Dubbed the System of Rice Intensification (SRI), the new method was pioneered in Madagascar in 1983. It involves planting fewer seeds of traditional rice varieties and taking care of them following a strict regime.
Seedlings are transplanted at a very young age and spaced widely. Soil is enriched with organic matter, and must be kept moist, though the system uses less water than traditional rice farming.
Up to 20 million farmers now use SRI in 61 countries, including in nearby Sierra Leone, Senegal and Ivory Coast, said Norman Uphoff, of the SRI International Network and Resources Center at Cornell University in the US.
But, despite its success, the technique has been embraced with varying degrees of enthusiasm. Uphoff said that is because it competes with the improved hybrid and inbred rice varieties that agricultural corporations sell.

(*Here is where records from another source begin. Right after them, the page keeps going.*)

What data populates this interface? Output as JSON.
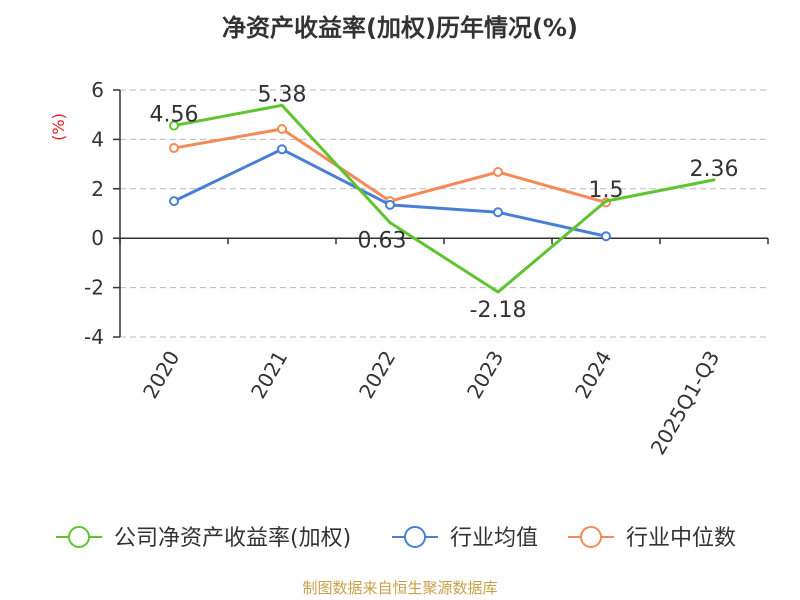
{
  "chart_data": {
    "type": "line",
    "title": "净资产收益率(加权)历年情况(%)",
    "ylabel": "(%)",
    "categories": [
      "2020",
      "2021",
      "2022",
      "2023",
      "2024",
      "2025Q1-Q3"
    ],
    "ylim": [
      -4,
      6
    ],
    "yticks": [
      6,
      4,
      2,
      0,
      -2,
      -4
    ],
    "grid": true,
    "legend_position": "bottom",
    "series": [
      {
        "name": "公司净资产收益率(加权)",
        "color": "#5ec42f",
        "values": [
          4.56,
          5.38,
          0.63,
          -2.18,
          1.5,
          2.36
        ],
        "labels": [
          "4.56",
          "5.38",
          "0.63",
          "-2.18",
          "1.5",
          "2.36"
        ],
        "marker": "hollow-start"
      },
      {
        "name": "行业均值",
        "color": "#4a7fd6",
        "values": [
          1.5,
          3.6,
          1.35,
          1.05,
          0.08,
          null
        ]
      },
      {
        "name": "行业中位数",
        "color": "#f48a57",
        "values": [
          3.65,
          4.42,
          1.5,
          2.68,
          1.45,
          null
        ]
      }
    ]
  },
  "footer": {
    "source": "制图数据来自恒生聚源数据库"
  }
}
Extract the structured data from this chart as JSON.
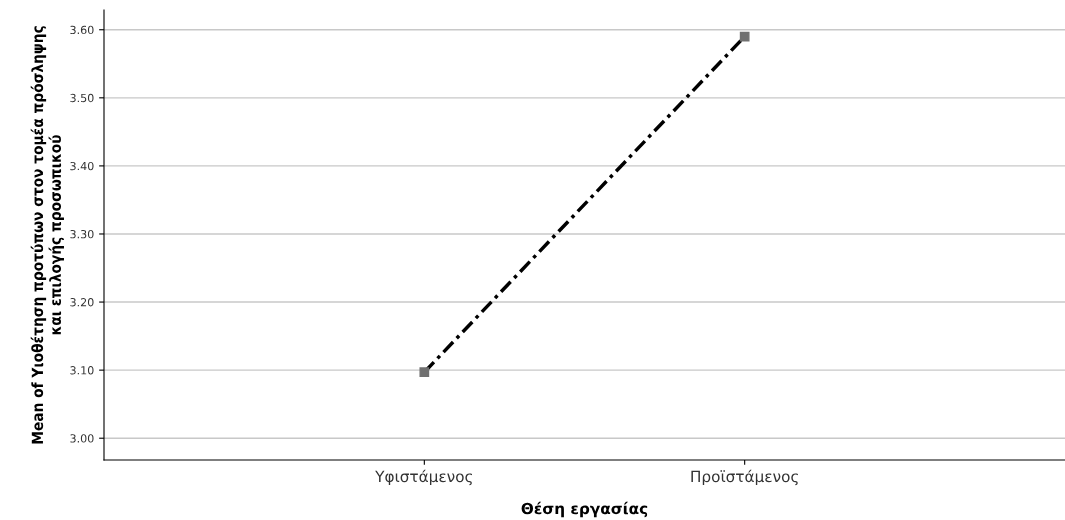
{
  "chart_data": {
    "type": "line",
    "xlabel": "Θέση εργασίας",
    "ylabel": "Mean of Υιοθέτηση προτύπων στον τομέα πρόσληψης\nκαι επιλογής προσωπικού",
    "categories": [
      "Υφιστάμενος",
      "Προϊστάμενος"
    ],
    "series": [
      {
        "color": "#000000",
        "values": [
          3.097,
          3.59
        ]
      }
    ],
    "ylim": [
      2.968,
      3.629
    ],
    "yticks": [
      {
        "value": 3.0,
        "label": "3.00"
      },
      {
        "value": 3.1,
        "label": "3.10"
      },
      {
        "value": 3.2,
        "label": "3.20"
      },
      {
        "value": 3.3,
        "label": "3.30"
      },
      {
        "value": 3.4,
        "label": "3.40"
      },
      {
        "value": 3.5,
        "label": "3.50"
      },
      {
        "value": 3.6,
        "label": "3.60"
      }
    ],
    "grid": "y",
    "marker": "square",
    "line_style": "dashed"
  }
}
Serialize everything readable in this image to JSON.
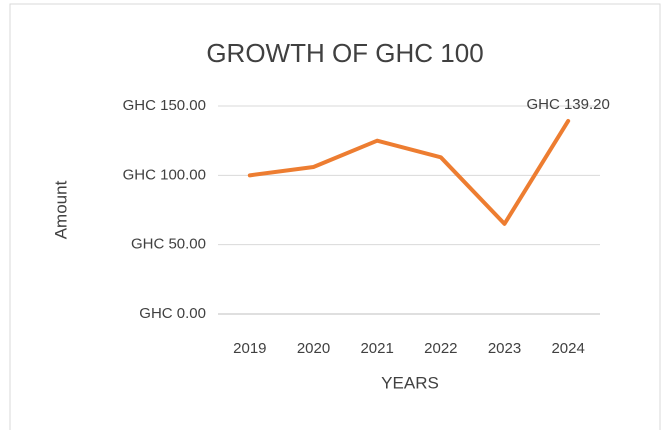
{
  "chart_data": {
    "type": "line",
    "title": "GROWTH OF GHC 100",
    "x_label": "YEARS",
    "y_label": "Amount",
    "categories": [
      "2019",
      "2020",
      "2021",
      "2022",
      "2023",
      "2024"
    ],
    "series": [
      {
        "name": "Amount",
        "color": "#ED7D31",
        "values": [
          100,
          106,
          125,
          113,
          65,
          139.2
        ],
        "value_labels": [
          null,
          null,
          null,
          null,
          null,
          "GHC 139.20"
        ]
      }
    ],
    "ylim": [
      0,
      150
    ],
    "yticks": [
      {
        "value": 0,
        "label": "GHC 0.00"
      },
      {
        "value": 50,
        "label": "GHC 50.00"
      },
      {
        "value": 100,
        "label": "GHC 100.00"
      },
      {
        "value": 150,
        "label": "GHC 150.00"
      }
    ],
    "grid": true
  }
}
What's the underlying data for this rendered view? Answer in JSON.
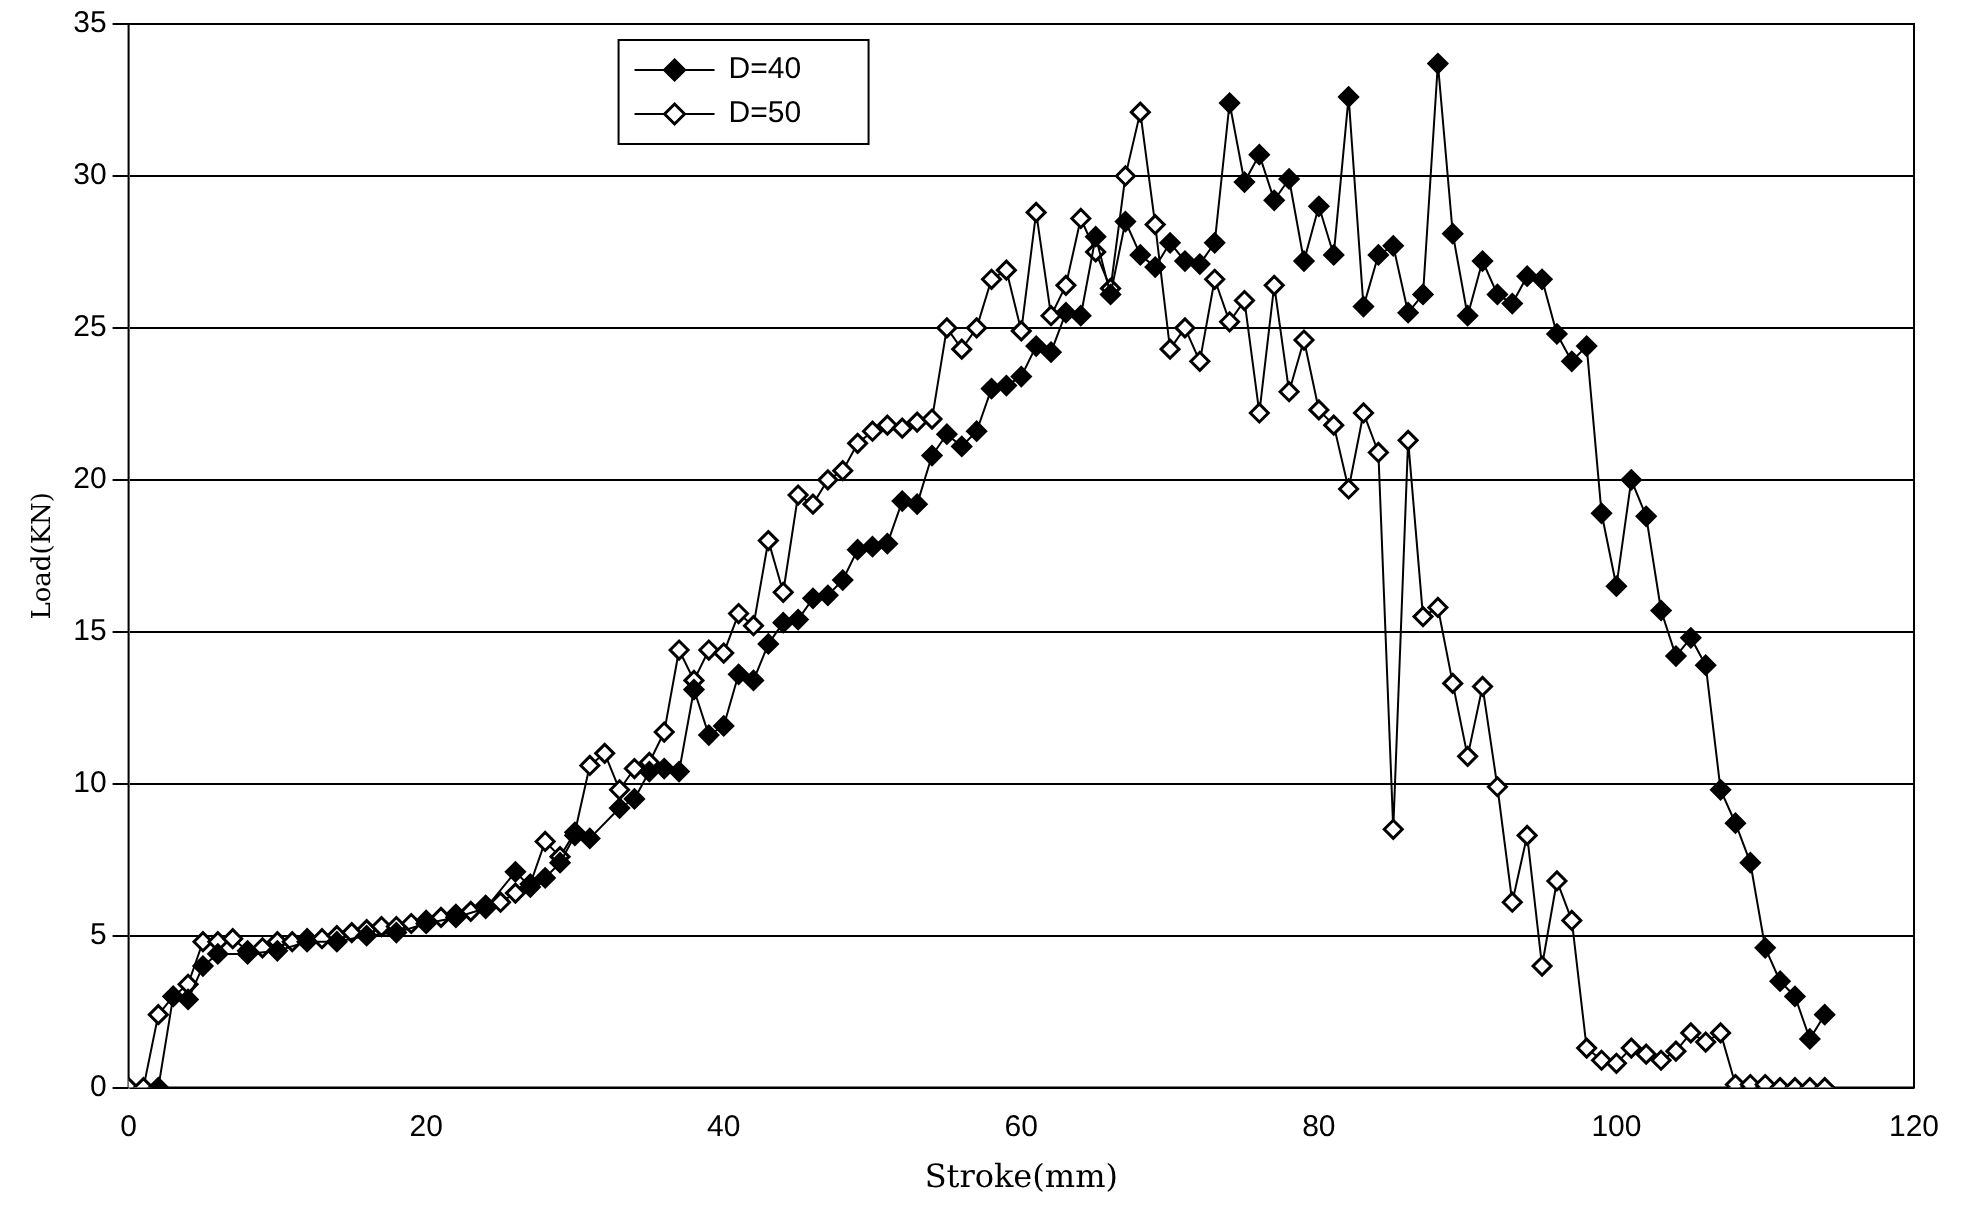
{
  "chart_data": {
    "type": "line",
    "xlabel": "Stroke(mm)",
    "ylabel": "Load(KN)",
    "xlim": [
      0,
      120
    ],
    "xticks": [
      0,
      20,
      40,
      60,
      80,
      100,
      120
    ],
    "ylim": [
      0,
      35
    ],
    "yticks": [
      0,
      5,
      10,
      15,
      20,
      25,
      30,
      35
    ],
    "grid": "y",
    "legend": "top left",
    "marker": "diamond",
    "line_style": "solid",
    "series": [
      {
        "name": "D=40",
        "color": "#000000",
        "x": [
          2,
          3,
          4,
          5,
          6,
          8,
          10,
          12,
          14,
          16,
          18,
          20,
          22,
          24,
          26,
          27,
          28,
          29,
          30,
          31,
          33,
          34,
          35,
          36,
          37,
          38,
          39,
          40,
          41,
          42,
          43,
          44,
          45,
          46,
          47,
          48,
          49,
          50,
          51,
          52,
          53,
          54,
          55,
          56,
          57,
          58,
          59,
          60,
          61,
          62,
          63,
          64,
          65,
          66,
          67,
          68,
          69,
          70,
          71,
          72,
          73,
          74,
          75,
          76,
          77,
          78,
          79,
          80,
          81,
          82,
          83,
          84,
          85,
          86,
          87,
          88,
          89,
          90,
          91,
          92,
          93,
          94,
          95,
          96,
          97,
          98,
          99,
          100,
          101,
          102,
          103,
          104,
          105,
          106,
          107,
          108,
          109,
          110,
          111,
          112,
          113,
          114
        ],
        "values": [
          0,
          3.0,
          2.9,
          4.0,
          4.4,
          4.4,
          4.5,
          4.8,
          4.8,
          5.0,
          5.1,
          5.4,
          5.6,
          5.9,
          7.1,
          6.6,
          6.9,
          7.4,
          8.3,
          8.2,
          9.2,
          9.5,
          10.4,
          10.5,
          10.4,
          13.1,
          11.6,
          11.9,
          13.6,
          13.4,
          14.6,
          15.3,
          15.4,
          16.1,
          16.2,
          16.7,
          17.7,
          17.8,
          17.9,
          19.3,
          19.2,
          20.8,
          21.5,
          21.1,
          21.6,
          23.0,
          23.1,
          23.4,
          24.4,
          24.2,
          25.5,
          25.4,
          28.0,
          26.1,
          28.5,
          27.4,
          27.0,
          27.8,
          27.2,
          27.1,
          27.8,
          32.4,
          29.8,
          30.7,
          29.2,
          29.9,
          27.2,
          29.0,
          27.4,
          32.6,
          25.7,
          27.4,
          27.7,
          25.5,
          26.1,
          33.7,
          28.1,
          25.4,
          27.2,
          26.1,
          25.8,
          26.7,
          26.6,
          24.8,
          23.9,
          24.4,
          18.9,
          16.5,
          20.0,
          18.8,
          15.7,
          14.2,
          14.8,
          13.9,
          9.8,
          8.7,
          7.4,
          4.6,
          3.5,
          3.0,
          1.6,
          2.4
        ]
      },
      {
        "name": "D=50",
        "color": "#000000",
        "x": [
          0,
          1,
          2,
          3,
          4,
          5,
          6,
          7,
          8,
          9,
          10,
          11,
          12,
          13,
          14,
          15,
          16,
          17,
          18,
          19,
          20,
          21,
          22,
          23,
          24,
          25,
          26,
          27,
          28,
          29,
          30,
          31,
          32,
          33,
          34,
          35,
          36,
          37,
          38,
          39,
          40,
          41,
          42,
          43,
          44,
          45,
          46,
          47,
          48,
          49,
          50,
          51,
          52,
          53,
          54,
          55,
          56,
          57,
          58,
          59,
          60,
          61,
          62,
          63,
          64,
          65,
          66,
          67,
          68,
          69,
          70,
          71,
          72,
          73,
          74,
          75,
          76,
          77,
          78,
          79,
          80,
          81,
          82,
          83,
          84,
          85,
          86,
          87,
          88,
          89,
          90,
          91,
          92,
          93,
          94,
          95,
          96,
          97,
          98,
          99,
          100,
          101,
          102,
          103,
          104,
          105,
          106,
          107,
          108,
          109,
          110,
          111,
          112,
          113,
          114
        ],
        "values": [
          0,
          0,
          2.4,
          3.0,
          3.4,
          4.8,
          4.8,
          4.9,
          4.5,
          4.6,
          4.8,
          4.8,
          4.9,
          4.9,
          5.0,
          5.1,
          5.2,
          5.3,
          5.3,
          5.4,
          5.5,
          5.6,
          5.7,
          5.8,
          6.0,
          6.1,
          6.4,
          6.7,
          8.1,
          7.6,
          8.4,
          10.6,
          11.0,
          9.8,
          10.5,
          10.7,
          11.7,
          14.4,
          13.4,
          14.4,
          14.3,
          15.6,
          15.2,
          18.0,
          16.3,
          19.5,
          19.2,
          20.0,
          20.3,
          21.2,
          21.6,
          21.8,
          21.7,
          21.9,
          22.0,
          25.0,
          24.3,
          25.0,
          26.6,
          26.9,
          24.9,
          28.8,
          25.4,
          26.4,
          28.6,
          27.5,
          26.3,
          30.0,
          32.1,
          28.4,
          24.3,
          25.0,
          23.9,
          26.6,
          25.2,
          25.9,
          22.2,
          26.4,
          22.9,
          24.6,
          22.3,
          21.8,
          19.7,
          22.2,
          20.9,
          8.5,
          21.3,
          15.5,
          15.8,
          13.3,
          10.9,
          13.2,
          9.9,
          6.1,
          8.3,
          4.0,
          6.8,
          5.5,
          1.3,
          0.9,
          0.8,
          1.3,
          1.1,
          0.9,
          1.2,
          1.8,
          1.5,
          1.8,
          0.1,
          0.1,
          0.1,
          0,
          0,
          0,
          0
        ]
      }
    ]
  }
}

For Faliry Boly, who heads a rice-growing association, the prospect of rice becoming a “white gold” for Mali should spur on authorities and farmers to adopt rice intensification.
The method could increase yields while also offering a more environmentally-friendly alternative, including by replacing chemical fertilizers with organic ones, he said.
He also pointed out that rice intensification naturally lends itself to Mali’s largely arid climate.

FACTOID

Up to 20 million farmers now use rice intensification in 61 countries, including in nearby Sierra Leone, Senegal and Ivory Coast.